![](data:image/svg+xml;charset=utf-8,<svg height="683" width="1024" xmlns="http://www.w3.org/2000/svg" version="1.1"/>)
Image credits: Kirill Kudryavtsev/AFP/Getty Images
To reduce financial fraud, Google has launched a new program in Singapore that prevents users from sideloading certain apps. The company is trying to block sideloaded apps that abuse Android permissions to read one-time passwords received through SMS and notifications.
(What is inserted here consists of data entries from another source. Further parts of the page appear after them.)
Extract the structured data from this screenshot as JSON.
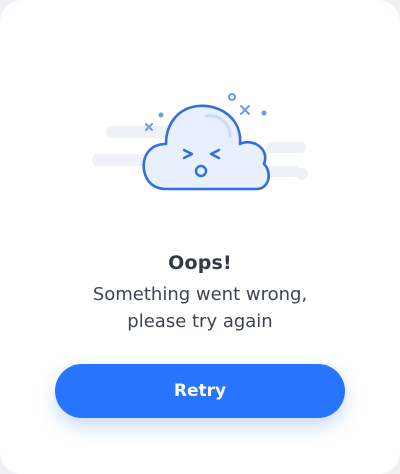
{
  "error_card": {
    "title": "Oops!",
    "message": "Something went wrong,\nplease try again",
    "retry_label": "Retry"
  },
  "colors": {
    "accent": "#2775ff",
    "illustration_stroke": "#2f6fe0",
    "cloud_fill": "#e9f0fd",
    "streak": "#eef1f6"
  },
  "icons": {
    "illustration": "sad-cloud-icon"
  }
}
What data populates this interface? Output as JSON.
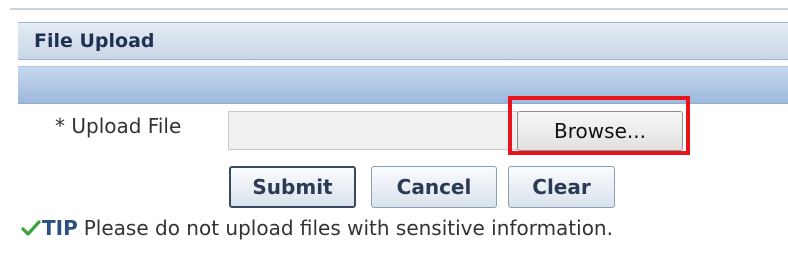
{
  "section": {
    "title": "File Upload"
  },
  "upload_field": {
    "label": "* Upload File",
    "value": "",
    "browse_label": "Browse..."
  },
  "actions": {
    "submit_label": "Submit",
    "cancel_label": "Cancel",
    "clear_label": "Clear"
  },
  "tip": {
    "icon": "checkmark-icon",
    "label": "TIP",
    "text": "Please do not upload files with sensitive information."
  },
  "colors": {
    "header_title": "#1f3252",
    "tip_label": "#2c4f86",
    "highlight": "#e8131b",
    "tip_icon": "#3aa33a"
  }
}
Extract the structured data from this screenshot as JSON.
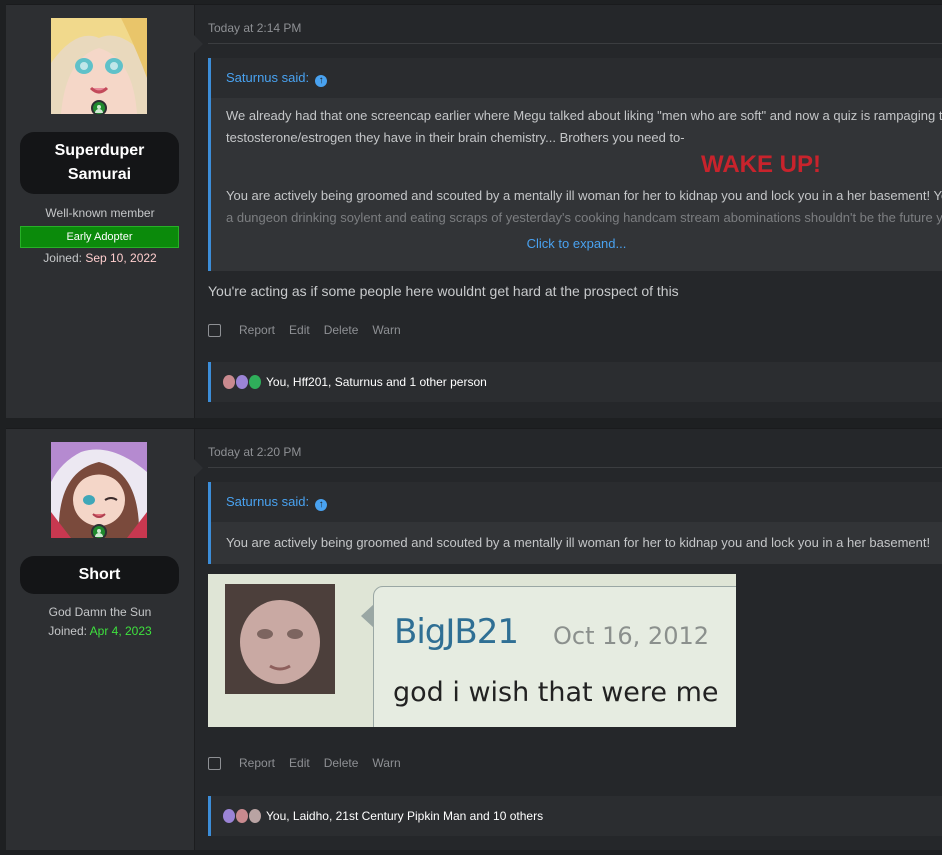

Google said there are four sets of privileges that bad actors can abuse to commit financial fraud. According to the company’s research, most of these apps are sideloaded, meaning they are manually installed on the device rather than through the Play Store.
“These permissions are frequently abused by fraudsters to intercept one-time passwords via SMS or notifications, or to spy on content on your screen. “Based on our analysis of the leading fraudulent malware families we exploit, we found that over 95% of installations come from Internet sideloading sources,” the company said in a blog post.
The search giant said that if a user in Singapore attempts to install such an app, Google will automatically block the attempt with a message pop-up that reads: “This app may request access to sensitive data. This may increase the risk of identity theft and financial fraud.”
![](data:image/svg+xml;charset=utf-8,<svg height="400" width="188" xmlns="http://www.w3.org/2000/svg" version="1.1"/>)
Image credits: Google
Google developed this pilot in collaboration with the Cyber Security Authority of Singapore (CSA) as part of the Play Protect program.
In October last year, the company announced the first rollout in India of real-time scanning protection that prevents users from sideloading malicious apps. In November, TechCrunch conducted a test using more than 30 malicious apps. Although Google’s protections blocked most of them, some predatory loan apps were able to successfully install.
“This recent enhancement adds real-time code-level scanning to Google Play Protect to combat new malicious apps, whether they’re downloaded from Google Play or elsewhere.” said Google spokesperson Scott Westover. Please email TechCrunch at that time. “These features will continue to evolve and improve over time as Google Play Protect collects and analyzes new types of threats facing the Android ecosystem.”
Since then, Google has expanded its real-time scanning capabilities to new regions such as Thailand, Singapore, and Brazil.
In its latest announcement, Google warned developers that their apps must not violate the Mobile Unwanted Software Principles and should follow guidelines. The company said it is open to expanding the testing program to other countries.
“We are constantly improving our protections to keep Android users around the world safe. We are working with CSA to closely monitor the results of the pilot program, evaluate its impact, and update it as needed. We will continue to make adjustments, and we are open to expanding the pilot to other countries in the future if we see similar interest and user protection needs,” said Eugene Leiderman, director of Android security strategy at Google. he told TechCrunch in a statement.
Fraudulent loan apps are a thorn in Google’s side in regions like India and Africa. Google is under intense scrutiny in India, where predatory loan apps and their representatives harass people with demands for repayments, leading some to commit suicide.
Last year, Google introduced a new policy that prohibits loan apps from accessing users’ photos and contact details.